4. Ceza Dairesi 2015/25240 E. , 2016/3104 K.
"İçtihat Metni"
Tehdit suçundan şüpheliler ... ve ... hakkında yapılan soruşturma evresi sonucunda, ... Cumhuriyet Başsavcılığınca verilen 07/01/2015 tarihli ve 2015/253 soruşturma, 2015/870 sayılı kovuşturmaya yer olmadığına dair karara yönelik müşteki tarafından yapılan itirazın reddine ilişkin, mercii ... Sulh Ceza Hâkimliğinin 20/02/2015 tarihli ve 2015/1016 değişik iş sayılı kararının, ... Bakanlığı tarafından kanun yararına bozulmasının istenilmesi üzerine, Yargıtay Cumhuriyet Başsavcılığının 16/09/2015 gün ve 261504 sayılı istem yazısıyla dava dosyası Dairemize gönderilmekle incelendi:
İstem yazısında; “5271 sayılı Ceza Muhakemesi Kanunu"nun 160. maddesinde yer alan “Cumhuriyet savcısı, ihbar veya başka bir suretle bir suçun işlendiği izlenimini veren bir hâli öğrenir öğrenmez kamu davasını açmaya yer olup olmadığına karar vermek üzere hemen işin gerçeğini araştırmaya başlar.
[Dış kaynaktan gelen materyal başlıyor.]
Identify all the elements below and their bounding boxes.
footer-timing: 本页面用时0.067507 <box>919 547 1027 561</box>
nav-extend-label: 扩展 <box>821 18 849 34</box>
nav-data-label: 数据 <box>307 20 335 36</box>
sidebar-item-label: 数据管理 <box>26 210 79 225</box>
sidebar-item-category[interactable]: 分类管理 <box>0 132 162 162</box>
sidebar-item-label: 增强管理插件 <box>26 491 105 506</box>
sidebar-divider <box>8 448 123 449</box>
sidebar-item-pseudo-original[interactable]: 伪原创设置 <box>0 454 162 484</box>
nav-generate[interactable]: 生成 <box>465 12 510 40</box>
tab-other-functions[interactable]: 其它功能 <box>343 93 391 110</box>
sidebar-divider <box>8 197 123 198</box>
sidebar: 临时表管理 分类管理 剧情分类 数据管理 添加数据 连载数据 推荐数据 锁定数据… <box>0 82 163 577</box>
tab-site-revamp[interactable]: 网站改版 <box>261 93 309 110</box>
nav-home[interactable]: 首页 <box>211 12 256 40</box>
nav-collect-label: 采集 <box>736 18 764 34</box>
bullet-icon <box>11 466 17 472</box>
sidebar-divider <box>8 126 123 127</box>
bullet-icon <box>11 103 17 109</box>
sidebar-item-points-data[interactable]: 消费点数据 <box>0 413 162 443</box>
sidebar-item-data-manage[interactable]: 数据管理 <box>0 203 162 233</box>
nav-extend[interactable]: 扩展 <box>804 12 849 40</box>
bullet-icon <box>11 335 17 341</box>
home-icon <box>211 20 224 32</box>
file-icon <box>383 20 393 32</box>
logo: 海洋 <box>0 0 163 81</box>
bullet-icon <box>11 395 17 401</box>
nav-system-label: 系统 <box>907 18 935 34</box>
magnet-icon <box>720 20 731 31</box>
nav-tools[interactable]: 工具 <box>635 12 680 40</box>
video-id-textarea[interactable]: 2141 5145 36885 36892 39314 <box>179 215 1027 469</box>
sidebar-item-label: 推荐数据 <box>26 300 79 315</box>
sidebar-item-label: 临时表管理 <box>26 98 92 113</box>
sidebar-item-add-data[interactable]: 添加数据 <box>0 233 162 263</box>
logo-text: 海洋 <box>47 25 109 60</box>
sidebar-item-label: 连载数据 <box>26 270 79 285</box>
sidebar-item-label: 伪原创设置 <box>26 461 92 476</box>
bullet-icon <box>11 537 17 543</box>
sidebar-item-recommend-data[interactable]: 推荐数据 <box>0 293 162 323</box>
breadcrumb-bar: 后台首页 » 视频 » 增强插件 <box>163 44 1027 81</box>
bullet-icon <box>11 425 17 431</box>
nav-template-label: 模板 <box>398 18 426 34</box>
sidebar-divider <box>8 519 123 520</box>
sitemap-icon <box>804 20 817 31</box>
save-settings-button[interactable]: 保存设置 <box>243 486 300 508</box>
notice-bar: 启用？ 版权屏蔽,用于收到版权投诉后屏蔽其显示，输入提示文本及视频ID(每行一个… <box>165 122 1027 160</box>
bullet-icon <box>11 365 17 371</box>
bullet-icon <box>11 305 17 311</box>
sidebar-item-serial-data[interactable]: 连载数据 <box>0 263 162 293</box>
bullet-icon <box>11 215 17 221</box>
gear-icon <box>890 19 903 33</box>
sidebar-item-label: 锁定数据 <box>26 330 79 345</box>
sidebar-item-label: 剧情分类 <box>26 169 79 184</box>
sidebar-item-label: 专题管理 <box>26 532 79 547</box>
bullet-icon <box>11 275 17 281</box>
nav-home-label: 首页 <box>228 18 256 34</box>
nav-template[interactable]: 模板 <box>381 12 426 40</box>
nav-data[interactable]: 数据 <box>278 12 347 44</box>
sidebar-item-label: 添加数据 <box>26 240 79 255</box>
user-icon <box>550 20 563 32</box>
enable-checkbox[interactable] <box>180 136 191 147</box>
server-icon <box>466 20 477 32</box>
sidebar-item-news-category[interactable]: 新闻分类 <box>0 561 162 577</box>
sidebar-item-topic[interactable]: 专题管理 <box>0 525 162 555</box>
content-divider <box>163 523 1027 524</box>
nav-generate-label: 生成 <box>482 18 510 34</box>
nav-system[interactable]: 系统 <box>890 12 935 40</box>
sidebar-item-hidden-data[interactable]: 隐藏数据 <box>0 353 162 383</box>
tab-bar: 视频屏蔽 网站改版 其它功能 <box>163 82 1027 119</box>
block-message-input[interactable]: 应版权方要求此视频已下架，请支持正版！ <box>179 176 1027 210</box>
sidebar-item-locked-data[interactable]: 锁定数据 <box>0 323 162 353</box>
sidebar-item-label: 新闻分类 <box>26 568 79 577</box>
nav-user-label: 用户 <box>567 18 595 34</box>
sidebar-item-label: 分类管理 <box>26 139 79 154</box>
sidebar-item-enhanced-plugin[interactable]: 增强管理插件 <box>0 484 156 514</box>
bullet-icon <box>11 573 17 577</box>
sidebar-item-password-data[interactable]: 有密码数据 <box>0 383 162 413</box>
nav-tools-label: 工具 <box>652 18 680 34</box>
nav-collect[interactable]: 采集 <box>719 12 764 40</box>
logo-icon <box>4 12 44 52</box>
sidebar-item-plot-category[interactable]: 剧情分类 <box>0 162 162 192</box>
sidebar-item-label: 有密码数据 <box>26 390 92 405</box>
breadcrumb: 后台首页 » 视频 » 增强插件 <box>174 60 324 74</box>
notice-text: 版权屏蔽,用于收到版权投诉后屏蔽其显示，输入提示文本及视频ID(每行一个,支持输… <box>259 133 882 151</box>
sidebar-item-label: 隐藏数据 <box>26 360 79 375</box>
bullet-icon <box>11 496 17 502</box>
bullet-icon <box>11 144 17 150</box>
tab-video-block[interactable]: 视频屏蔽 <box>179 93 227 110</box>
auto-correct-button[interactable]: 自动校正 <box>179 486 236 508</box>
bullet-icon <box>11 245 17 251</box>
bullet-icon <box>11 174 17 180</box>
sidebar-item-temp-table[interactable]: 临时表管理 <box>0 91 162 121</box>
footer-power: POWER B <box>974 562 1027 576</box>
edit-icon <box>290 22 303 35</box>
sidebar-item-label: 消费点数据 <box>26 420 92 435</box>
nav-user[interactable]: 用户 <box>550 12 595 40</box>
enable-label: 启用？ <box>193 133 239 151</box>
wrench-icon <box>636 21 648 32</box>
Cumhuriyet savcısı, maddî gerçeğin araştırılması ve adil bir yargılamanın yapılabilmesi için, emrindeki adlî kolluk görevlileri marifetiyle, şüphelinin lehine ve aleyhine olan delilleri toplayarak muhafaza altına almakla ve şüphelinin haklarını korumakla yükümlüdür.” şeklindeki düzenleme karşısında, Cumhuriyet savcısının soruşturma yapmak zorunda olduğu, müştekinin iddiaları doğrultusunda tehdit suçuna ilişkin hiç bir soruşturma işlemi yapılmadan ve şüphelilerin ifadesi alınmadan şüpheliler haklarında kovuşturmaya yer olmadığına ilişkin karar verildiği dikkate alındığında, ortada 5271 sayılı Kanun"a uygun bir soruşturmanın bulunmadığı bir durumda, anılan Kanun"un 160. maddesi ve diğer maddeleri uyarınca soruşturma yapmasını sağlamak maksadıyla itirazın kabul edilmesi gerektiği gözetilmeden, yazılı şekilde reddine karar verilmesinde isabet görülmemiştir.” denilmektedir.
TÜRK MİLLETİ ADINA
I-Olay:
Tehdit suçundan şüpheliler ... ve ... hakkında yapılan soruşturma sonucunda, ... Cumhuriyet Başsavcılığının 07/01/2015 tarihli kararıyla, delil yetersizliği gerekçesiyle takipsizlik kararı verildiği, müşteki ..."ın karara süresinde itirazı üzerine, mercii ... Sulh Ceza Hâkimliğinin 20/02/2015 tarihli kararı ile itirazın reddine karar verildiği, kesin olan bu karara karşı kanun yararına bozma talebinde bulunulduğu anlaşılmıştır.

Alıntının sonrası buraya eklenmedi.